Insight

You've Reopened Your Business After COVID-19. Now What?

You've Reopened Your Business After COVID-19. Now What?

Charles S. Baldwin IV

Charles S. Baldwin IV

August 26, 2020 10:50 AM

Co-written by Jessica Thaller-Moran

As doors are re-opening and employees are returning to work, businesses should take measures to protect themselves—including their employees, customers, finances, and brand—as much as possible. Outlined below are a few measures businesses can take now to avoid pitfalls from COVID-19.

What steps should I be taking to protect my business going forward?

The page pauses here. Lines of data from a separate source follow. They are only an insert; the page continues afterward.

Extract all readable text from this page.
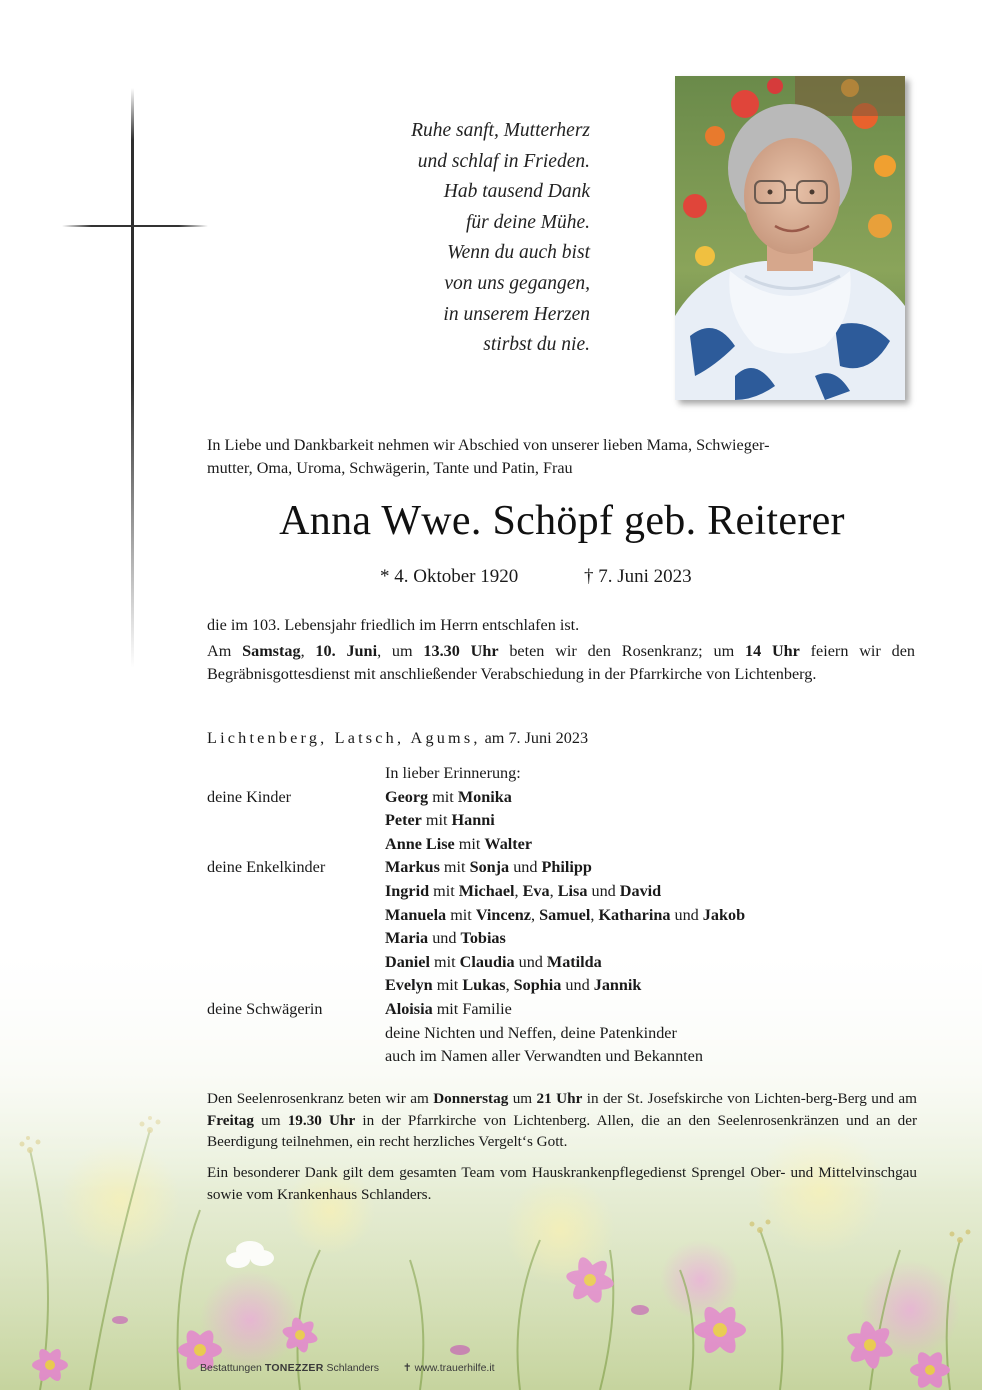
Ruhe sanft, Mutterherz
und schlaf in Frieden.
Hab tausend Dank
für deine Mühe.
Wenn du auch bist
von uns gegangen,
in unserem Herzen
stirbst du nie.
In Liebe und Dankbarkeit nehmen wir Abschied von unserer lieben Mama, Schwieger-
mutter, Oma, Uroma, Schwägerin, Tante und Patin, Frau
Anna Wwe. Schöpf geb. Reiterer
* 4. Oktober 1920	† 7. Juni 2023
die im 103. Lebensjahr friedlich im Herrn entschlafen ist.
Am Samstag, 10. Juni, um 13.30 Uhr beten wir den Rosenkranz; um 14 Uhr feiern wir den Begräbnisgottesdienst mit anschließender Verabschiedung in der Pfarrkirche von Lichtenberg.
Lichtenberg, Latsch, Agums, am 7. Juni 2023
In lieber Erinnerung:
deine Kinder	Georg mit Monika
Peter mit Hanni
Anne Lise mit Walter
deine Enkelkinder	Markus mit Sonja und Philipp
Ingrid mit Michael, Eva, Lisa und David
Manuela mit Vincenz, Samuel, Katharina und Jakob
Maria und Tobias
Daniel mit Claudia und Matilda
Evelyn mit Lukas, Sophia und Jannik
deine Schwägerin	Aloisia mit Familie
deine Nichten und Neffen, deine Patenkinder
auch im Namen aller Verwandten und Bekannten
Den Seelenrosenkranz beten wir am Donnerstag um 21 Uhr in der St. Josefskirche von Lichten-berg-Berg und am Freitag um 19.30 Uhr in der Pfarrkirche von Lichtenberg. Allen, die an den Seelenrosenkränzen und an der Beerdigung teilnehmen, ein recht herzliches Vergelt‘s Gott.
Ein besonderer Dank gilt dem gesamten Team vom Hauskrankenpflegedienst Sprengel Ober- und Mittelvinschgau sowie vom Krankenhaus Schlanders.
Bestattungen TONEZZER Schlanders ✝ www.trauerhilfe.it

Measures to take may include:

  • Familiarize yourself with the Families First Coronavirus Response Act (FFCRA). If you employ 500 or fewer individuals, your employees are likely covered by the FFCRA. The FFCRA provides for leave—sometimes paid leave— for certain COVID-19 related reasons. Employers are also required to post notice of employees’ rights under the FFCRA. Now is the time to ensure that you are compliant with the FFCRA’s requirements, including the latest enforcement guidance from the Department of Labor.
  • Have policies and a plan in place for how you will respond to employees with safety or health concerns about returning to the workplace. Be prepared to exchange in meaningful dialogue with an employee who expresses concern over returning to work. They may have an underlying condition that gives them a legally protected right to certain accommodations in the workplace. At a minimum, this is a time of uncertainty for many, and open conversations about safety during COVID-19 can go a long way towards protecting your workforce and workplace morale.
  • Draft an infectious disease response policy that outlines how you will respond to COVID-19 concerns in the workplace. This policy will document the efforts you take as an employer to protect your workforce, customers, and vendors from the risks associated with COVID-19. It will be important to set and enforce workplace expectations for social distancing, hand washing, face coverings, and other safety protocol. In creating this policy, you should pay special attention to any industry-specific guidance from government authorities like OSHA.
  • Make sure you are staying up to date on COVID-19 safety requirements. As we gain a better understanding of COVID-19 and how it spreads, both federal and state authorities continue to revise their “best practices” guidelines for keeping workplaces safe. Make a point to regularly revisit your safety protocol to make sure it is compliant with the latest guidance from, among others, the CDC, OSHA, DHHS, and other state and federal orders.
  • Apply for government funding. The federal government has created several stimulus programs and special loan funds to help businesses that have been negatively impacted by the coronavirus. The state of North Carolina, as well as some municipalities and private foundations, also have grants and loans available for businesses.
  • Review your supply chain and vendors. Forecast the services and materials your business will need to operate. If needed, reach out to your vendors and suppliers to have discussions on your business needs.
  • Talk to your customers. Call them and ask how they and their business are faring. Find out what their gating conditions are and see if there are ways you can help and support them.
  • Stress test. Determine your capital needs for the next three, six and twelve months at inflection points (10%, 25%, 50%, or whatever is material to your business). Investigate and confirm the availability of credit options, if you think they might be needed.
  • Review and update your insurance policies. Do they reflect the current needs of your business, especially if it has changed as a result of the COVID-19 pandemic? If you plan to make changes to your business model going forward, including things like allowing employees to work remotely, make sure those changes are covered by your insurance. Schedule a meeting with your insurance agent.
  • Review your key standard operating procedures (SOPs), service agreements and contract terms. Make sure they are still meeting your needs and ready for a future pandemic or unforeseen event. Review the provisions for vendor or supply chain disruptions or force majeure clauses and what permissible defenses might be available to you if the terms of the contracts cannot be met.
  • Revisit your employee policies and privacy regulations. Make sure they are still relevant and compliant with changing working conditions and regulations.
  • Reflect and adapt – Take some time to think about how your business has changed over the past few months. Are there new strengths you have identified or specific weaknesses you may need to address to ensure stability going forward?

Uncertainty from the pandemic, including evolving government regulations and marketplace uncertainty, will continue for the foreseeable future. Businesses should act now to be positioned to navigate the crisis. In many cases, the crisis will create opportunities to be seized.